Eels have a complex and dynamic life cycle, spawning in the Sargasso Sea and migrating to Europe on ocean currents. They enter the European continental shelf as sexually undifferentiated glass eels where they migrate on the tide towards freshwater, maturing into elvers. As they feed and grow, these then mature into yellow eels and eventually silver eels. Once the processing of silvering has occurred the eels migrate back to the Sargasso Sea. Threats to eel populations during their continental phase include barriers preventing migration, habitat destruction, over fishing, and pollution.
The coastal and estuarine waters of the Thames are believed to be especially productive for eels and the North Kent marshes provide important brackish water eel habitats. The marshes are already recognised for their significance for many bird species and are protected in some areas. No previous eel specific surveys have been conducted through the area so little is known about the resident populations.
Fyke netting (a specific design of net that can be used for catching eels) has been carried out across four sites in the North Kent marshes to assess the presence and abundance of yellow and silver eels. The sites vary in habitat structure and management schemes, allowing an assessment of factors affecting eel abundance.
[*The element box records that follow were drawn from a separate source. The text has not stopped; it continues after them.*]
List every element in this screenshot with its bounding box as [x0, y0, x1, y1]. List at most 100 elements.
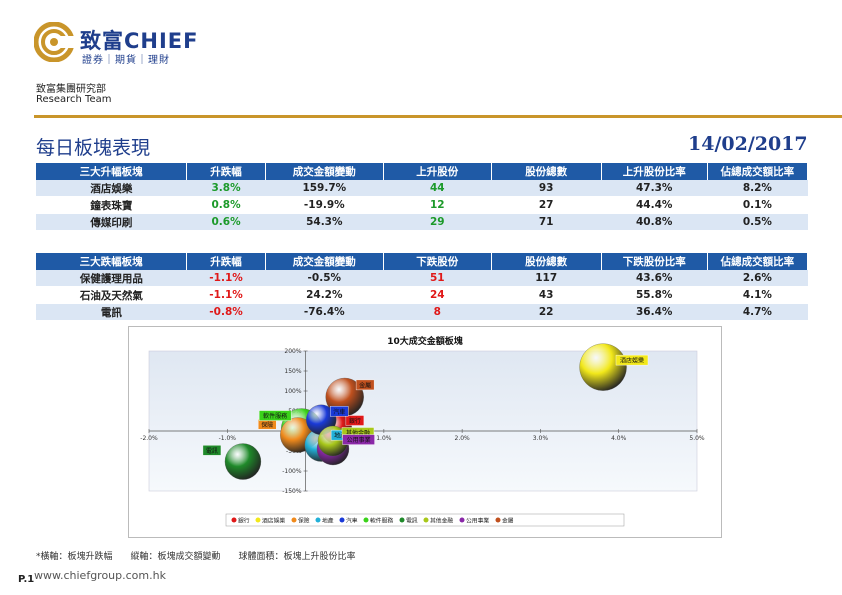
- bubble-label: 電訊: [206, 447, 218, 455]
- report-date: 14/02/2017: [688, 133, 808, 155]
- bubble-chart-frame: 10大成交金額板塊 -2.0%-1.0%0%1.0%2.0%3.0%4.0%5.…: [128, 326, 722, 538]
- sector-name: 保健護理用品: [36, 270, 187, 287]
- x-tick-label: -2.0%: [140, 435, 158, 442]
- gainers-header-row: 三大升幅板塊 升跌幅 成交金額變動 上升股份 股份總數 上升股份比率 佔總成交額…: [36, 163, 809, 180]
- legend-marker: [255, 517, 261, 523]
- legend-label: 軟件服務: [370, 517, 393, 525]
- falling-ratio: 36.4%: [601, 303, 708, 321]
- turnover-change: 159.7%: [265, 180, 384, 197]
- falling-count: 51: [383, 270, 492, 287]
- sector-name: 鐘表珠寶: [36, 196, 187, 214]
- page-number: P.1: [18, 574, 35, 585]
- gainers-header: 成交金額變動: [265, 163, 384, 180]
- table-row: 電訊 -0.8% -76.4% 8 22 36.4% 4.7%: [36, 303, 808, 321]
- bubble-label: 金屬: [359, 381, 371, 389]
- divider: [34, 115, 842, 118]
- legend-label: 公用事業: [466, 517, 489, 525]
- bubble-label: 軟件服務: [263, 412, 287, 420]
- bubble-chart: 10大成交金額板塊 -2.0%-1.0%0%1.0%2.0%3.0%4.0%5.…: [140, 335, 705, 527]
- legend-marker: [495, 517, 501, 523]
- bubble-label-bg: [615, 354, 649, 366]
- turnover-share: 2.6%: [707, 270, 808, 287]
- chief-logo-icon: [34, 22, 74, 62]
- change-pct: 0.6%: [186, 213, 266, 231]
- bubble-label: 保險: [261, 421, 273, 429]
- rising-ratio: 40.8%: [601, 213, 708, 231]
- legend-label: 地產: [322, 517, 334, 525]
- turnover-change: 24.2%: [265, 286, 384, 304]
- sector-name: 電訊: [36, 303, 187, 321]
- losers-header: 三大跌幅板塊: [36, 253, 188, 270]
- change-pct: 0.8%: [186, 196, 266, 214]
- legend-label: 保險: [298, 517, 310, 525]
- bubble-label: 酒店娛樂: [620, 357, 644, 365]
- turnover-share: 4.1%: [707, 286, 808, 304]
- bubble-label: 公用事業: [347, 436, 371, 444]
- bubble-label: 汽車: [333, 408, 345, 416]
- rising-ratio: 47.3%: [601, 180, 708, 197]
- legend-marker: [459, 517, 465, 523]
- legend-label: 酒店娛樂: [262, 517, 285, 525]
- total-count: 43: [491, 286, 602, 304]
- legend-label: 金屬: [502, 517, 514, 525]
- website-link[interactable]: www.chiefgroup.com.hk: [34, 569, 166, 582]
- legend-marker: [291, 517, 297, 523]
- dept-en: Research Team: [36, 94, 112, 105]
- bubble-label-bg: [202, 445, 222, 456]
- brand-subtitle: 證券｜期貨｜理財: [82, 55, 170, 66]
- gainers-table: 三大升幅板塊 升跌幅 成交金額變動 上升股份 股份總數 上升股份比率 佔總成交額…: [36, 163, 809, 231]
- brand-name: 致富CHIEF: [80, 29, 199, 53]
- gainers-header: 升跌幅: [186, 163, 266, 180]
- table-row: 酒店娛樂 3.8% 159.7% 44 93 47.3% 8.2%: [36, 180, 808, 197]
- turnover-share: 0.5%: [707, 213, 808, 231]
- turnover-share: 4.7%: [707, 303, 808, 321]
- losers-header: 成交金額變動: [265, 253, 384, 270]
- turnover-change: 54.3%: [265, 213, 384, 231]
- chart-title: 10大成交金額板塊: [387, 335, 463, 347]
- table-row: 保健護理用品 -1.1% -0.5% 51 117 43.6% 2.6%: [36, 270, 808, 287]
- bubble-label: 其他金融: [346, 429, 370, 437]
- sector-name: 酒店娛樂: [36, 180, 187, 197]
- legend-marker: [423, 517, 429, 523]
- legend-label: 汽車: [346, 517, 358, 525]
- total-count: 27: [491, 196, 602, 214]
- x-tick-label: 4.0%: [611, 435, 627, 442]
- losers-header: 佔總成交額比率: [707, 253, 809, 270]
- gainers-header: 上升股份: [383, 163, 492, 180]
- turnover-change: -76.4%: [265, 303, 384, 321]
- bubble-label-bg: [258, 410, 292, 421]
- losers-table: 三大跌幅板塊 升跌幅 成交金額變動 下跌股份 股份總數 下跌股份比率 佔總成交額…: [36, 253, 809, 321]
- sector-name: 石油及天然氣: [36, 286, 187, 304]
- change-pct: -1.1%: [186, 270, 266, 287]
- chart-footnote: *橫軸：板塊升跌幅 縱軸：板塊成交額變動 球體面積：板塊上升股份比率: [36, 552, 356, 562]
- bubble-電訊: [224, 443, 262, 480]
- sector-name: 傳媒印刷: [36, 213, 187, 231]
- turnover-change: -0.5%: [265, 270, 384, 287]
- rising-count: 44: [383, 180, 492, 197]
- x-tick-label: -1.0%: [219, 435, 237, 442]
- losers-header: 下跌股份: [383, 253, 492, 270]
- turnover-change: -19.9%: [265, 196, 384, 214]
- total-count: 22: [491, 303, 602, 321]
- gainers-header: 三大升幅板塊: [36, 163, 188, 180]
- y-tick-label: 100%: [284, 388, 301, 395]
- rising-count: 12: [383, 196, 492, 214]
- table-row: 鐘表珠寶 0.8% -19.9% 12 27 44.4% 0.1%: [36, 196, 808, 214]
- legend-marker: [339, 517, 345, 523]
- total-count: 117: [491, 270, 602, 287]
- total-count: 93: [491, 180, 602, 197]
- total-count: 71: [491, 213, 602, 231]
- x-tick-label: 1.0%: [376, 435, 392, 442]
- change-pct: -0.8%: [186, 303, 266, 321]
- legend-label: 電訊: [406, 517, 418, 525]
- table-row: 石油及天然氣 -1.1% 24.2% 24 43 55.8% 4.1%: [36, 286, 808, 304]
- legend-label: 其他金融: [430, 517, 453, 525]
- y-tick-label: -100%: [282, 468, 302, 475]
- bubble-label-bg: [355, 379, 375, 391]
- y-tick-label: 150%: [284, 368, 301, 375]
- bubble-label-bg: [345, 415, 365, 426]
- bubble-酒店娛樂: [579, 343, 627, 391]
- gainers-header: 佔總成交額比率: [707, 163, 809, 180]
- page-title: 每日板塊表現: [36, 137, 151, 159]
- falling-count: 8: [383, 303, 492, 321]
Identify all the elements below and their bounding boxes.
The project focuses on the threats to eels at a site specific level including water quality, food availability, fishing pressure, management and structural alteration of the sites. The results will allow an assessment of whether or not the North Kent Marshes are critical habitat for eels, and if they are in need of greater protection. It will also identify management and conservation strategies for greater protection of eels in the South-East of England.
An understanding of population dynamics throughout this unique habitat will allow better management of eel specific areas, and allow conservation projects to be directed in appropriate ways. The conservation of eels and the habitats that are important during their development will allow individuals to return to the Sargasso Sea to breed.